ASSE : Un avocat révèle enfin son analyse détaillée sur la situation complexe d’Ekwah

Le dossier Pierre Ekwah provoque une controverse juridique majeure à Saint-Étienne. L’ASSE a levé l’option d’achat du joueur à l’issue de la saison 2024-2025, déclenchant une procédure prud’homale. Le joueur conteste cette décision du club. Un avocat spécialisé en droit du sport analyse les véritables enjeux de cette affaire sans parti pris.
Ce conflit dépasse largement un simple désaccord contractuel entre deux parties. Il interroge les fondements du fonctionnement du football professionnel. Le rôle attribué aux joueurs dans les négociations, le pouvoir réel des clubs et l’impact croissant du droit européen sur les règlements sportifs entrent en jeu. Saint-Étienne se retrouve impliquée dans un bras de fer juridique potentiellement précédentaire.
Pierre Ekwah est arrivé à l’été 2024 en provenance de Sunderland sous forme de prêt assorti d’une option d’achat entre 7 et 8 millions d’euros.

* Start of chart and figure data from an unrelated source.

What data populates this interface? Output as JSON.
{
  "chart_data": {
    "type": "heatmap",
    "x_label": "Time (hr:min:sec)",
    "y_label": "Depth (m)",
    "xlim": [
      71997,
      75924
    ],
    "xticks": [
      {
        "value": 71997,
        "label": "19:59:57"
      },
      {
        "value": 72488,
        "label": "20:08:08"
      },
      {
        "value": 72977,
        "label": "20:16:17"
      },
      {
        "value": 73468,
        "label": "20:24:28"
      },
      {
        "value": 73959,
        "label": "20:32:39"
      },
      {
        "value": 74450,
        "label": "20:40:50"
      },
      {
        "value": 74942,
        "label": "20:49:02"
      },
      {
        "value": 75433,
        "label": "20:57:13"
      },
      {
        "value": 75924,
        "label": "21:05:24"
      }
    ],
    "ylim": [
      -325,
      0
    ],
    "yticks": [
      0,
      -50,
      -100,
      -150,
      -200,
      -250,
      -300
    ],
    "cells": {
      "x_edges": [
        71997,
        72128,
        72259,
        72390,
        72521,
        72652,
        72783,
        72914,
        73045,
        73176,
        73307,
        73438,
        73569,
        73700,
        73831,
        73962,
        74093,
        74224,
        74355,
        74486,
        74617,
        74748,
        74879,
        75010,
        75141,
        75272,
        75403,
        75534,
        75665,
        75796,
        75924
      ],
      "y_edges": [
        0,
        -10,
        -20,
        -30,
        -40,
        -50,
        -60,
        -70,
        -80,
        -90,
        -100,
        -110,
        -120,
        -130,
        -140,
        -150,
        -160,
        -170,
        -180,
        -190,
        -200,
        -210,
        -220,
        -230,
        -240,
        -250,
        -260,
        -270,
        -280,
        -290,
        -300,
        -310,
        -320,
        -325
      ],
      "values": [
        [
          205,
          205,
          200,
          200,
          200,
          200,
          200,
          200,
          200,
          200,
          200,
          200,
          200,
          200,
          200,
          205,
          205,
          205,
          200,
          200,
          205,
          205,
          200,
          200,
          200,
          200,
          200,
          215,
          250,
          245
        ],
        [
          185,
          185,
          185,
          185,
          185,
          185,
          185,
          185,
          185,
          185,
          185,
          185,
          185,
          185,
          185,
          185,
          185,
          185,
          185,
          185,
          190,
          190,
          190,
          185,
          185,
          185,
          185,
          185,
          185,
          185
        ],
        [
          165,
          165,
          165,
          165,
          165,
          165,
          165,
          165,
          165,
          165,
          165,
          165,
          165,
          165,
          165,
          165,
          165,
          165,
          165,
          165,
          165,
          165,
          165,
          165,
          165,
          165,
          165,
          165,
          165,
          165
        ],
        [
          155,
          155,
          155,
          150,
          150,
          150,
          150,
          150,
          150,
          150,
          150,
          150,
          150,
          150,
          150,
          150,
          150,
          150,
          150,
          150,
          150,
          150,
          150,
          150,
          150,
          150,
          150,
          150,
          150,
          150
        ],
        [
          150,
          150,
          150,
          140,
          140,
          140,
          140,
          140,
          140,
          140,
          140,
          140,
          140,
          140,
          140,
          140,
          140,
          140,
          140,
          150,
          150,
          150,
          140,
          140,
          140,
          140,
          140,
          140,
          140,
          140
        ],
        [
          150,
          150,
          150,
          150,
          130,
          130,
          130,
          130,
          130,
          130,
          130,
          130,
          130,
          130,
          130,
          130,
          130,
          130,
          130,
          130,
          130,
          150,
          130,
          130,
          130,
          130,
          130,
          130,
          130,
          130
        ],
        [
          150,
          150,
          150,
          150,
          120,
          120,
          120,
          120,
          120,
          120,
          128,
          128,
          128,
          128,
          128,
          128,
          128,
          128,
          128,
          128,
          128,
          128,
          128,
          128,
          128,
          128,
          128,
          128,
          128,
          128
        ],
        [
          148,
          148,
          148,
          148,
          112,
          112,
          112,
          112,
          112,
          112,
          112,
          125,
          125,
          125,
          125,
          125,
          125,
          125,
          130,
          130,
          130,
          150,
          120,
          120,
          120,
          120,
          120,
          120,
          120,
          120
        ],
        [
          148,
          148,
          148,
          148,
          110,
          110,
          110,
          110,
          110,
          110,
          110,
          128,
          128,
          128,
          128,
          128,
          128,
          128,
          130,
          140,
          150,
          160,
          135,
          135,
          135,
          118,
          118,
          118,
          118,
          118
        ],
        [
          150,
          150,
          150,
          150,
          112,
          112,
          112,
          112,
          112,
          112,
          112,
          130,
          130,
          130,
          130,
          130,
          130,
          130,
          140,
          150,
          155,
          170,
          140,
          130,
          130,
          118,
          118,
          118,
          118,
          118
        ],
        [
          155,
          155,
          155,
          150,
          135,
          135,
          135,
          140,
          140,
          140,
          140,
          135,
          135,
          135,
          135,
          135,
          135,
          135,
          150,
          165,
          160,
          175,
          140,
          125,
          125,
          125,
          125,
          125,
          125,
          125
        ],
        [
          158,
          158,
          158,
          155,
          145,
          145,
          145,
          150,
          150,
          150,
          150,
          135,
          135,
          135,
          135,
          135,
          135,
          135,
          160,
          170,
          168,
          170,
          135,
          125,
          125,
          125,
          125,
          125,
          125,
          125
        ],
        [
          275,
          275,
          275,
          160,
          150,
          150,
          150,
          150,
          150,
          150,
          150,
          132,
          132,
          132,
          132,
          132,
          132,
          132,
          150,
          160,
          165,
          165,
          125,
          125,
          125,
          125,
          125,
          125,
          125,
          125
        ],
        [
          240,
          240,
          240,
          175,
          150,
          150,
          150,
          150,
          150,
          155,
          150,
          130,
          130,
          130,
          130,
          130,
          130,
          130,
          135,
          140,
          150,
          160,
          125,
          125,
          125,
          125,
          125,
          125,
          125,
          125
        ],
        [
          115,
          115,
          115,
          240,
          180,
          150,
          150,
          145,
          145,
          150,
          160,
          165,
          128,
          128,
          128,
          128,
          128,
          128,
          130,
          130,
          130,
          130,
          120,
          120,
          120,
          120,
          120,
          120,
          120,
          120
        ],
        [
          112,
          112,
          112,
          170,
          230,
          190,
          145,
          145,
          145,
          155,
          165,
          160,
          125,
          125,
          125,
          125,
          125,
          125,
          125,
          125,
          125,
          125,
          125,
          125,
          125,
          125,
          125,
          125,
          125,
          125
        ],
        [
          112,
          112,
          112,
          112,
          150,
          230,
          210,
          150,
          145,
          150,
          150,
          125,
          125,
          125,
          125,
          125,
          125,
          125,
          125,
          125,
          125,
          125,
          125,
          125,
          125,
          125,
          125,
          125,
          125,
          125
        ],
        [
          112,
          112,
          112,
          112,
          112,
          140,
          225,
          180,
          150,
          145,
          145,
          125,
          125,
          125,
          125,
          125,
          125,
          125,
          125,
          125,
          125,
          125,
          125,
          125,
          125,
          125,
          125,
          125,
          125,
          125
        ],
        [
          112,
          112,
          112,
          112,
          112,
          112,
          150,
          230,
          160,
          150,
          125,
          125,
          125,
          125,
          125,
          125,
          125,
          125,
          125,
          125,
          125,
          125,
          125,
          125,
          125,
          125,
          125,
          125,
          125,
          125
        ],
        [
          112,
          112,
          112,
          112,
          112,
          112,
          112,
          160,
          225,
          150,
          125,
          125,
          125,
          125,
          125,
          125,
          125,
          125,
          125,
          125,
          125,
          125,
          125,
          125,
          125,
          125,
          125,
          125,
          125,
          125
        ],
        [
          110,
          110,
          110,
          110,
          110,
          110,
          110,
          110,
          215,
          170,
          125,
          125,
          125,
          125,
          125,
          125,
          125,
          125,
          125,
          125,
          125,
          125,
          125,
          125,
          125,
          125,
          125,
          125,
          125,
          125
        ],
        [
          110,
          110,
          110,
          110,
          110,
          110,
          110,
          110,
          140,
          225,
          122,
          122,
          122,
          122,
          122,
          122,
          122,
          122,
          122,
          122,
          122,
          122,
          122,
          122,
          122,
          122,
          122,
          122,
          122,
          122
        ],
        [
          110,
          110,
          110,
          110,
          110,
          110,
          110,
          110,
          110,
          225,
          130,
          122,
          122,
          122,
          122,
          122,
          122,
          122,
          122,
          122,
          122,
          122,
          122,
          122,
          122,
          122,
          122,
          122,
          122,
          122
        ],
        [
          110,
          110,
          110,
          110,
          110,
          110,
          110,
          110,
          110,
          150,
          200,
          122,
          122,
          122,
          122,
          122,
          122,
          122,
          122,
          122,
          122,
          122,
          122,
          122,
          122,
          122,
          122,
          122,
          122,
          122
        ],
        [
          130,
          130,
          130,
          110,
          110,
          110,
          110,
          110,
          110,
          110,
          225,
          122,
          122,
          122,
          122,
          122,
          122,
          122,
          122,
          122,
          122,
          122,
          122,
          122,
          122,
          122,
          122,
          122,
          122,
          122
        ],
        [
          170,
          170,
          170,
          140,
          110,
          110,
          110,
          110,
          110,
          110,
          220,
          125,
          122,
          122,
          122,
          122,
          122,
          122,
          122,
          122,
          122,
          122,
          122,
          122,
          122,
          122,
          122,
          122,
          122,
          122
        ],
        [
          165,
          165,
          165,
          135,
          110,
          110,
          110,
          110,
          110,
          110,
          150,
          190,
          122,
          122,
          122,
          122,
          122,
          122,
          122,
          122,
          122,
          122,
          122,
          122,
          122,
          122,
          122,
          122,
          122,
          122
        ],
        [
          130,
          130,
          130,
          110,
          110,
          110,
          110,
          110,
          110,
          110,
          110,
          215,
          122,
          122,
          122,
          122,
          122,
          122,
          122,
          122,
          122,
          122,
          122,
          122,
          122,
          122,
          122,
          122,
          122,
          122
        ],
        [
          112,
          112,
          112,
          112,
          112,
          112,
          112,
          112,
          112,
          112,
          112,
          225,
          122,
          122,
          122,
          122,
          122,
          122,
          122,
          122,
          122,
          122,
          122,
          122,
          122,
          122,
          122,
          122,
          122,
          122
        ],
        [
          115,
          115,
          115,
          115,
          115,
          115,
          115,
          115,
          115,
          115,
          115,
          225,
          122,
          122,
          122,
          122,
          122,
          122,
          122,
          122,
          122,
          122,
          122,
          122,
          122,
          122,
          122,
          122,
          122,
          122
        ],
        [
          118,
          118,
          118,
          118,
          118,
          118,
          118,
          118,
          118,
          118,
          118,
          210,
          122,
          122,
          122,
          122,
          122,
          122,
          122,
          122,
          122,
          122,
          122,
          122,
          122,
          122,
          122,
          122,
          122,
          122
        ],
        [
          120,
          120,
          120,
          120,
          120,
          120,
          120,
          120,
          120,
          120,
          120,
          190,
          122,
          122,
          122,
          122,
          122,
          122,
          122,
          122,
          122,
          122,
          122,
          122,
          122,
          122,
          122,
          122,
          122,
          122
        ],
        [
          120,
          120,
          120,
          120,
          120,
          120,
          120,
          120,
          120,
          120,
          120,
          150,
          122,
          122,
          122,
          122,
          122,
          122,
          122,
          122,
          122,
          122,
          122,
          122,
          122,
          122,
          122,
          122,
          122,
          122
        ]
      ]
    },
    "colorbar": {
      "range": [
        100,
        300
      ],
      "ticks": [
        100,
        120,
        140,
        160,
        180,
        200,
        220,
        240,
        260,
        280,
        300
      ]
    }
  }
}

Ce type de montage demeure classique dans le football contemporain. Juridiquement, cette opération repose sur une convention de prêt tripartite engageant le club prêteur, le club receveur et le joueur lui-même.
Selon l’analyse de Tony Reale, avocat du sport, l’ASSE n’a pas agi hors cadre légal. L’option d’achat était contractuellement prévue dès l’origine, donc le joueur en avait connaissance. Il disposait de la possibilité de négocier des clauses protectrices. Par exemple, il aurait pu intégrer une clause empêchant la levée de l’option en cas de relégation. Aucune disposition de ce type n’a été incorporée au contrat.
Fin août, Pierre Ekwah se met en arrêt maladie, un cas rarissime dans le football professionnel. Ce geste représente un signal explicite envoyé au club stéphanois. Le joueur fait connaître son intention de ne plus porter le maillot vert, quelle que soit l’issue du litige. Cette démarche s’observe fréquemment dans le monde du travail lors de conflits entre salariés et employeurs.
Quelques jours après, le joueur notifie une rupture unilatérale de contrat. Il s’appuie sur l’arrêt Lassana Diarra de la Cour de justice de l’Union européenne remettant en question certaines sanctions FIFA jugées disproportionnées. Cette décision valorise un principe fondamental : la liberté de circulation des travailleurs au sein de l’Union européenne.
Cependant, le contexte français demeure spécifique. Les joueurs professionnels sont liés par des contrats à durée déterminée. Les modes de rupture restent strictement encadrés par la loi. En dehors d’un accord commun, d’une faute grave, d’une inaptitude ou d’un cas de force majeure, toute rupture peut être jugée fautive. C’est précisément sur ce terrain que l’ASSE prépare sa défense.
Au-delà du cas Ekwah, ce dossier pose une question capitale pour le football français. Si la justice donnait raison au joueur, l’impact économique serait considérable pour l’ensemble de la profession. Les transferts constituent une ressource financière essentielle permettant aux clubs d’équilibrer leurs comptes, d’investir et de rémunérer leurs effectifs.
Autoriser plus largement les ruptures unilatérales priverait les clubs d’une source de revenus majeure. Ce serait un danger grave pour le football professionnel français déjà fragilisé. L’enjeu financier et juridique dépasse donc largement le simple intérêt stéphanois dans cette affaire.
Pour l’ASSE, l’enjeu sportif a disparu puisque le joueur ne portera plus le maillot vert. Saint-Étienne défend désormais un actif financier considérable. Le club tente de limiter une perte importante en se retrouvant engagé dans une procédure qu’il n’a pas initiée. Le bras de fer est lancé et son issue pourrait dépasser le cadre stéphanois.